When you look up the meaning of Ikebana you will find a lot of definitions from various sources and people.
The word comes from ikiru (to live) and hana (flowers and branches) thus it means ‘living flowers’. But the original name for Ikebana was Ka-dō, the way of the flowers. In Japan the pursuit of any art or skill, whether it be archery, martial arts or flower arranging, it is seen as a path leading to potential self-realization.
In taking up any of these skills one would have to study and master the physical and technical skills required, the theory, history and the philosophy involved. This leads us into a spiritual journey to discover who we really are, and this is dō.
Ikebana has a deep philosophical meaning aside from just the aesthetics.
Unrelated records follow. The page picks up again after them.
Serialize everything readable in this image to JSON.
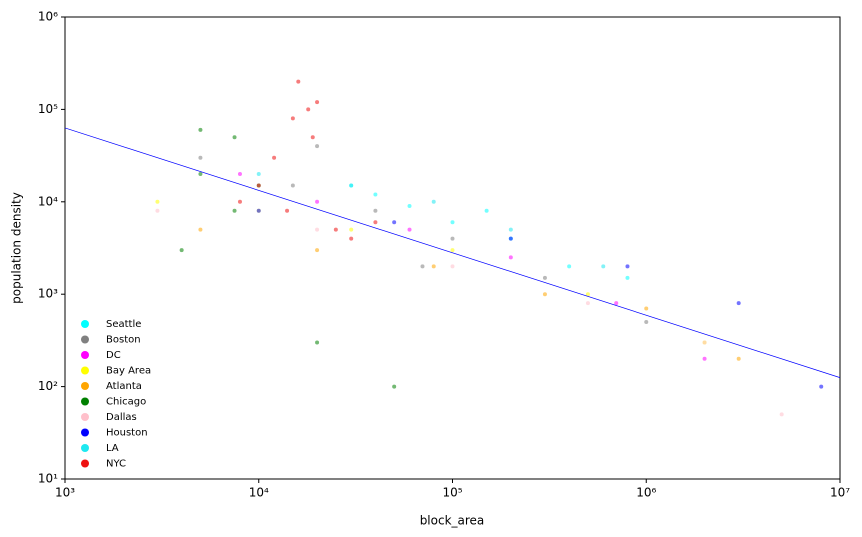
{
  "chart_data": {
    "type": "scatter",
    "xlabel": "block_area",
    "ylabel": "population density",
    "xscale": "log",
    "yscale": "log",
    "xlim": [
      1000,
      10000000
    ],
    "ylim": [
      10,
      1000000
    ],
    "xticks": [
      {
        "value": 1000,
        "label": "10³"
      },
      {
        "value": 10000,
        "label": "10⁴"
      },
      {
        "value": 100000,
        "label": "10⁵"
      },
      {
        "value": 1000000,
        "label": "10⁶"
      },
      {
        "value": 10000000,
        "label": "10⁷"
      }
    ],
    "yticks": [
      {
        "value": 10,
        "label": "10¹"
      },
      {
        "value": 100,
        "label": "10²"
      },
      {
        "value": 1000,
        "label": "10³"
      },
      {
        "value": 10000,
        "label": "10⁴"
      },
      {
        "value": 100000,
        "label": "10⁵"
      },
      {
        "value": 1000000,
        "label": "10⁶"
      }
    ],
    "legend": "lower left",
    "series": [
      {
        "name": "Seattle",
        "color": "#00ffff",
        "x": [
          30000,
          60000,
          100000,
          200000,
          400000,
          40000,
          150000,
          800000
        ],
        "values": [
          15000,
          9000,
          6000,
          4000,
          2000,
          12000,
          8000,
          1500
        ]
      },
      {
        "name": "Boston",
        "color": "#808080",
        "x": [
          5000,
          15000,
          40000,
          100000,
          300000,
          1000000,
          20000,
          70000
        ],
        "values": [
          30000,
          15000,
          8000,
          4000,
          1500,
          500,
          40000,
          2000
        ]
      },
      {
        "name": "DC",
        "color": "#ff00ff",
        "x": [
          8000,
          20000,
          60000,
          200000,
          700000,
          2000000
        ],
        "values": [
          20000,
          10000,
          5000,
          2500,
          800,
          200
        ]
      },
      {
        "name": "Bay Area",
        "color": "#ffff00",
        "x": [
          3000,
          10000,
          30000,
          100000,
          500000,
          2000000
        ],
        "values": [
          10000,
          8000,
          5000,
          3000,
          1000,
          300
        ]
      },
      {
        "name": "Atlanta",
        "color": "#ffa500",
        "x": [
          5000,
          20000,
          80000,
          300000,
          1000000,
          3000000
        ],
        "values": [
          5000,
          3000,
          2000,
          1000,
          700,
          200
        ]
      },
      {
        "name": "Chicago",
        "color": "#008000",
        "x": [
          5000,
          5000,
          7500,
          7500,
          10000,
          4000,
          20000,
          50000
        ],
        "values": [
          60000,
          20000,
          50000,
          8000,
          15000,
          3000,
          300,
          100
        ]
      },
      {
        "name": "Dallas",
        "color": "#ffc0cb",
        "x": [
          3000,
          20000,
          100000,
          500000,
          2000000,
          5000000
        ],
        "values": [
          8000,
          5000,
          2000,
          800,
          300,
          50
        ]
      },
      {
        "name": "Houston",
        "color": "#0000ff",
        "x": [
          10000,
          50000,
          200000,
          800000,
          3000000,
          8000000
        ],
        "values": [
          8000,
          6000,
          4000,
          2000,
          800,
          100
        ]
      },
      {
        "name": "LA",
        "color": "#1ee8f0",
        "x": [
          10000,
          30000,
          80000,
          200000,
          600000
        ],
        "values": [
          20000,
          15000,
          10000,
          5000,
          2000
        ]
      },
      {
        "name": "NYC",
        "color": "#ee1111",
        "x": [
          10000,
          12000,
          15000,
          18000,
          20000,
          14000,
          25000,
          40000,
          16000,
          19000,
          8000,
          30000
        ],
        "values": [
          15000,
          30000,
          80000,
          100000,
          120000,
          8000,
          5000,
          6000,
          200000,
          50000,
          10000,
          4000
        ]
      }
    ],
    "fit_line": {
      "color": "#0000ff",
      "x": [
        1000,
        10000000
      ],
      "y": [
        63000,
        125
      ]
    }
  }
}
It has a symbolic language which if you allow it you will begin to understand the spiritual significance of life. The cycle of seasons, time, birth, growth, decay, and revival is all connected to the circle of life. It is a disciplined art where humanity, heaven, and nature are intertwined together in sacred moments of silence, persistence, and dedication.
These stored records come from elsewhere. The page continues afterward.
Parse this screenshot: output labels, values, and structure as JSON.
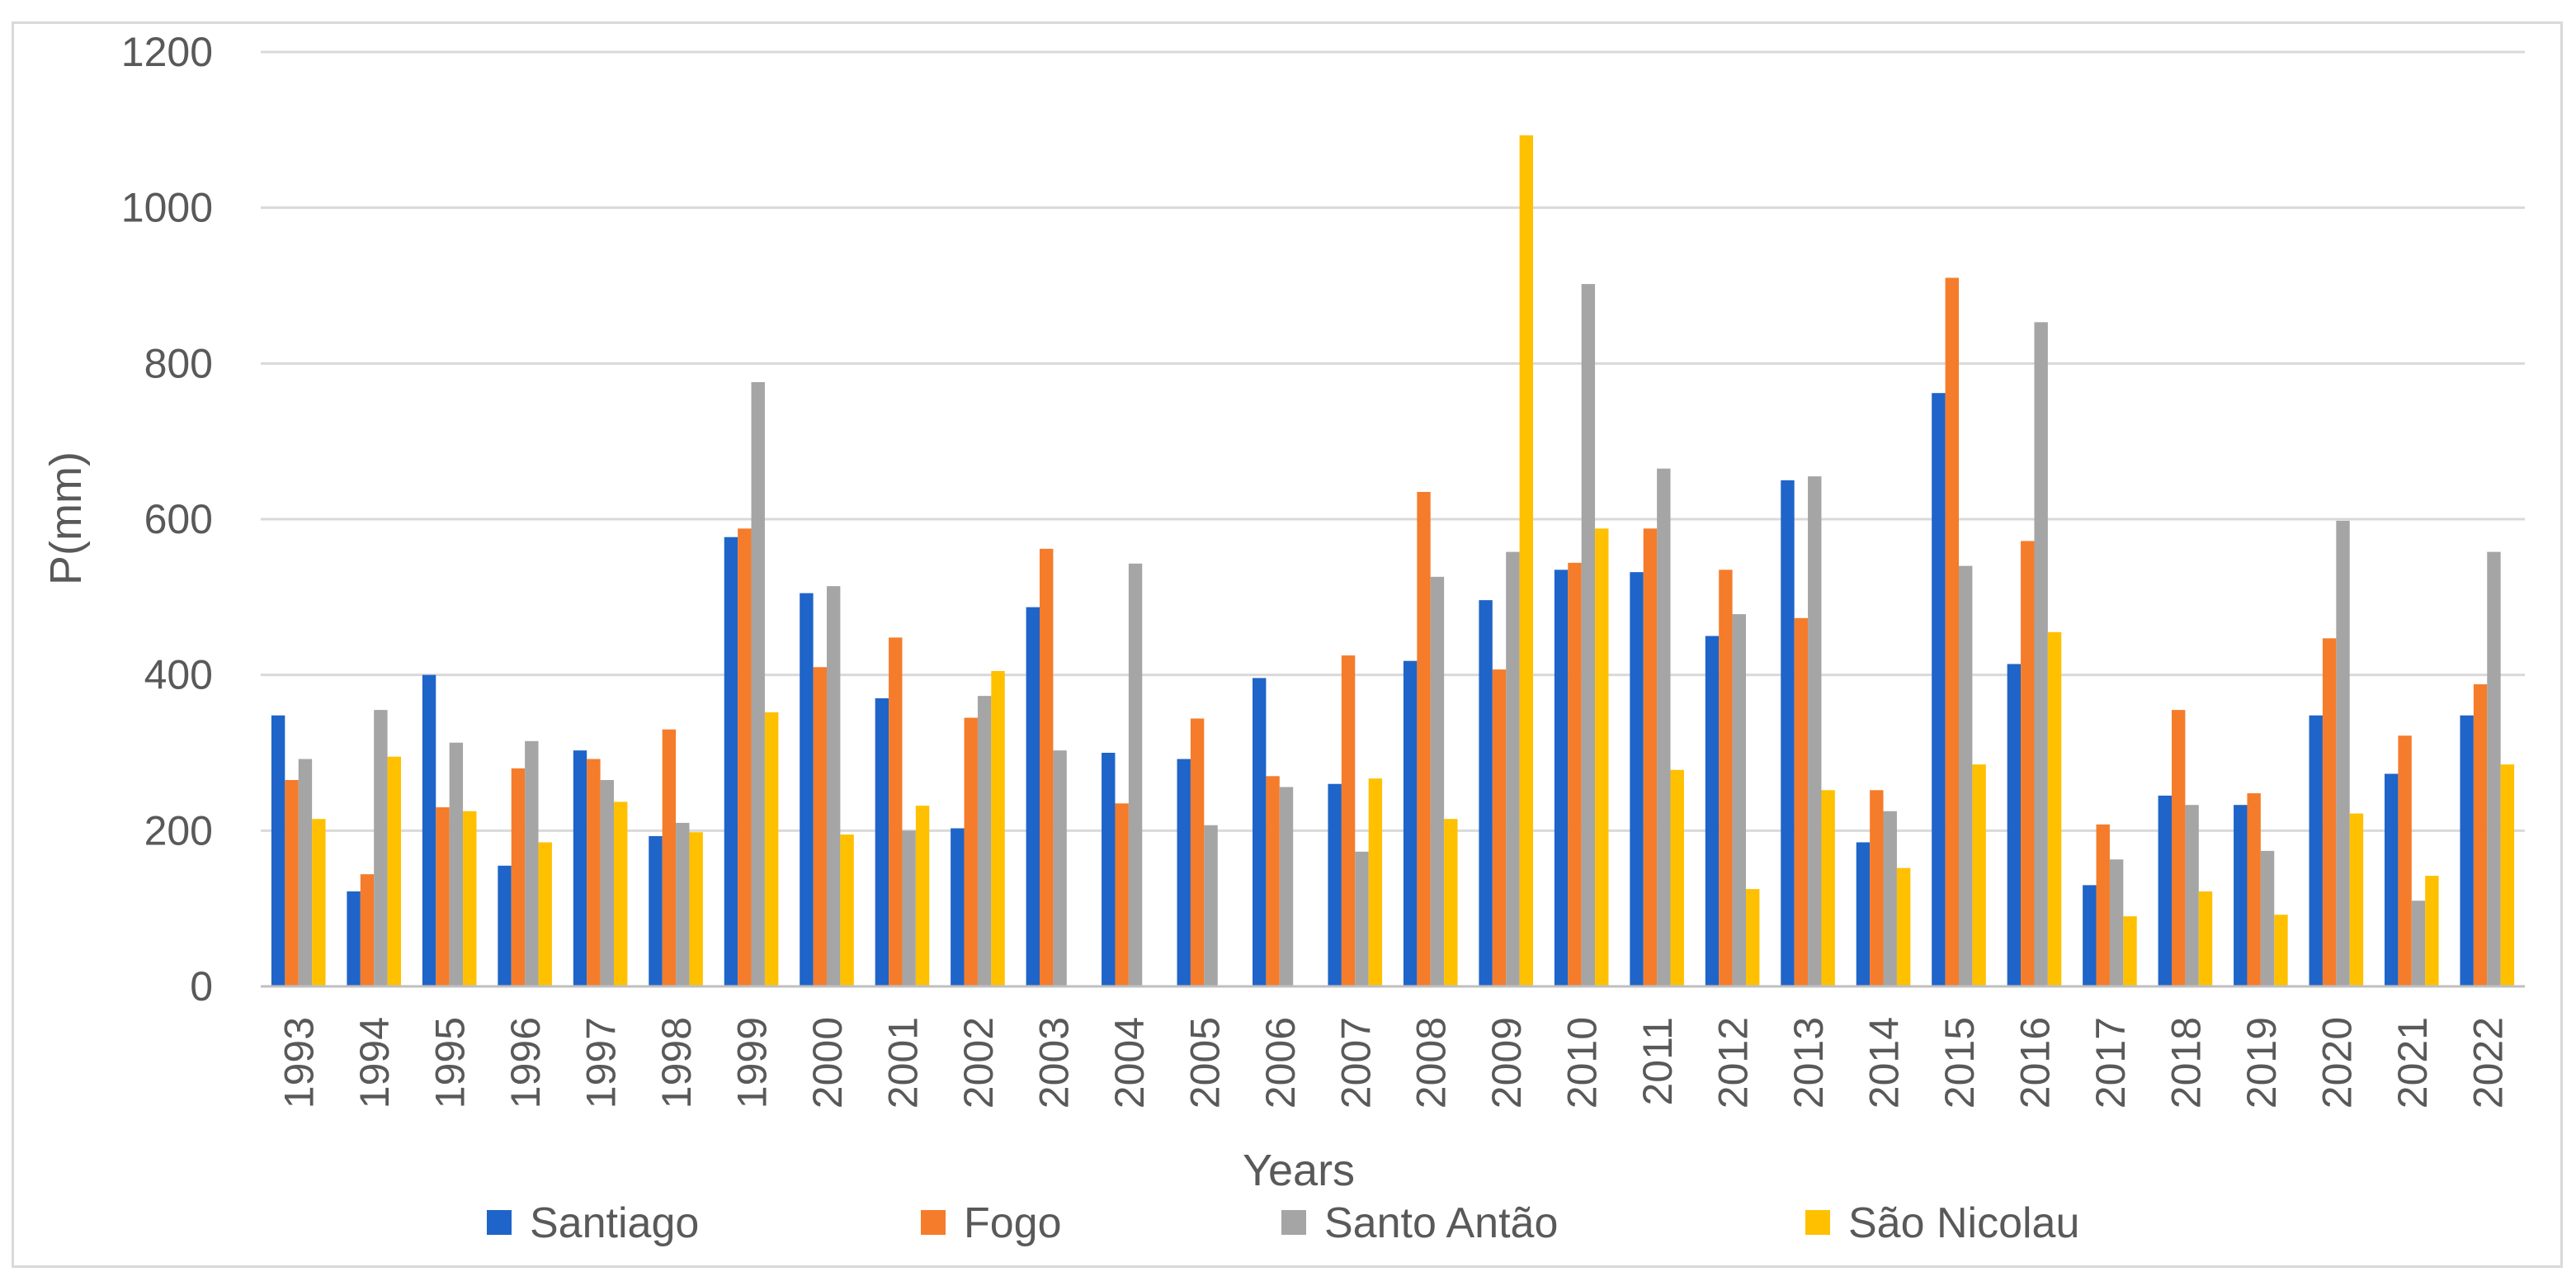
{
  "chart_data": {
    "type": "bar",
    "title": "",
    "xlabel": "Years",
    "ylabel": "P(mm)",
    "ylim": [
      0,
      1200
    ],
    "yticks": [
      0,
      200,
      400,
      600,
      800,
      1000,
      1200
    ],
    "grid": true,
    "legend_position": "bottom",
    "categories": [
      "1993",
      "1994",
      "1995",
      "1996",
      "1997",
      "1998",
      "1999",
      "2000",
      "2001",
      "2002",
      "2003",
      "2004",
      "2005",
      "2006",
      "2007",
      "2008",
      "2009",
      "2010",
      "2011",
      "2012",
      "2013",
      "2014",
      "2015",
      "2016",
      "2017",
      "2018",
      "2019",
      "2020",
      "2021",
      "2022"
    ],
    "series": [
      {
        "name": "Santiago",
        "color": "#1f64c8",
        "values": [
          348,
          122,
          400,
          155,
          303,
          193,
          577,
          505,
          370,
          203,
          487,
          300,
          292,
          396,
          260,
          418,
          496,
          535,
          532,
          450,
          650,
          185,
          762,
          414,
          130,
          245,
          233,
          348,
          273,
          348
        ]
      },
      {
        "name": "Fogo",
        "color": "#f57c2b",
        "values": [
          265,
          144,
          230,
          280,
          292,
          330,
          588,
          410,
          448,
          345,
          562,
          235,
          344,
          270,
          425,
          635,
          407,
          544,
          588,
          535,
          473,
          252,
          910,
          572,
          208,
          355,
          248,
          447,
          322,
          388
        ]
      },
      {
        "name": "Santo Antão",
        "color": "#a5a5a5",
        "values": [
          292,
          355,
          313,
          315,
          265,
          210,
          776,
          514,
          200,
          373,
          303,
          543,
          207,
          256,
          173,
          526,
          558,
          902,
          665,
          478,
          655,
          225,
          540,
          853,
          163,
          233,
          174,
          598,
          110,
          558
        ]
      },
      {
        "name": "São Nicolau",
        "color": "#ffc000",
        "values": [
          215,
          295,
          225,
          185,
          237,
          198,
          352,
          195,
          232,
          405,
          0,
          0,
          0,
          0,
          267,
          215,
          1093,
          588,
          278,
          125,
          252,
          152,
          285,
          455,
          90,
          122,
          92,
          222,
          142,
          285
        ]
      }
    ]
  }
}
When in these sacred moments of self mediation, train yourself to look at each flower, stem, leaf, and vase as these all have a particular purpose and bringing them together in a way that looks and feels as though it belongs in nature. It requires lots of intuition, patience, quietness, understanding, a love for nature, and a burning passion in the heart. As you begin to understand your spiritual journey you will have a better appreciation to see and enjoy that the empty spaces between two branches have the same powerful significance as the filled space.
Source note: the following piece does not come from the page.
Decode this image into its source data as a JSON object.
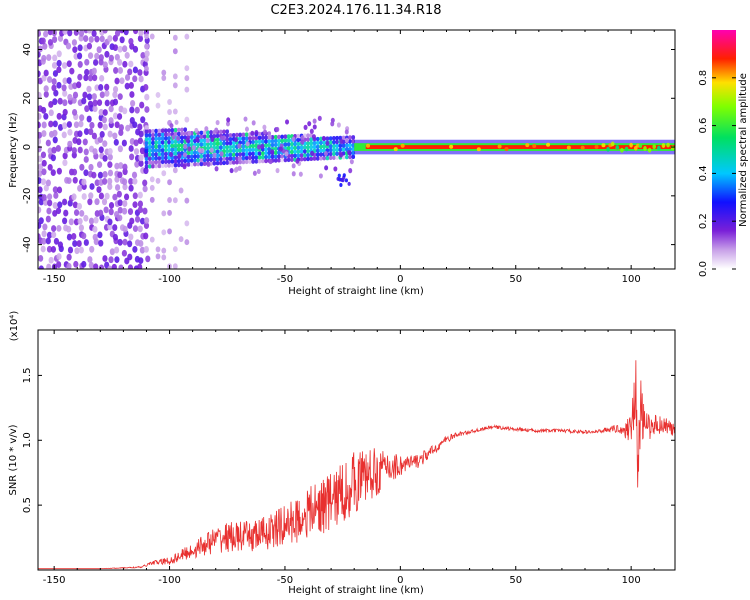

Ikebana - Kadō teaches us to clearly see the wisdom in nature, in ourselves and in others. We connect with Mother Nature’s energy as we cultivate an appreciation for each moment and develop respect for ourselves, others and all forms of life. Ikebana helps our mind to calm down, to enjoy the fragrance, the stillness, the focus, the harmony; all of them lead to a tranquil mind.
Being in this tranquil state and calmness of the present moment in turn makes us comprehend our inner self, the self who gets hidden under layers of responsibilities and stresses brought on by the pressures of society.
Once we begin our journey inwards, our dō journey, we learn to be grateful for life and have a respect for nature, this process of finding one’s true self, one’s true consciousness will lead to pure happiness, independent of anything in the outside world.
llustration from the Kaō irai no Kadensho, believed to be the oldest extant manuscript of ikebana teaching, dating from a time shortly after that of Ikenobō Senkei. It shows various arranging styles of tatebana (ogibana) wide-mouth (right) and upright styles.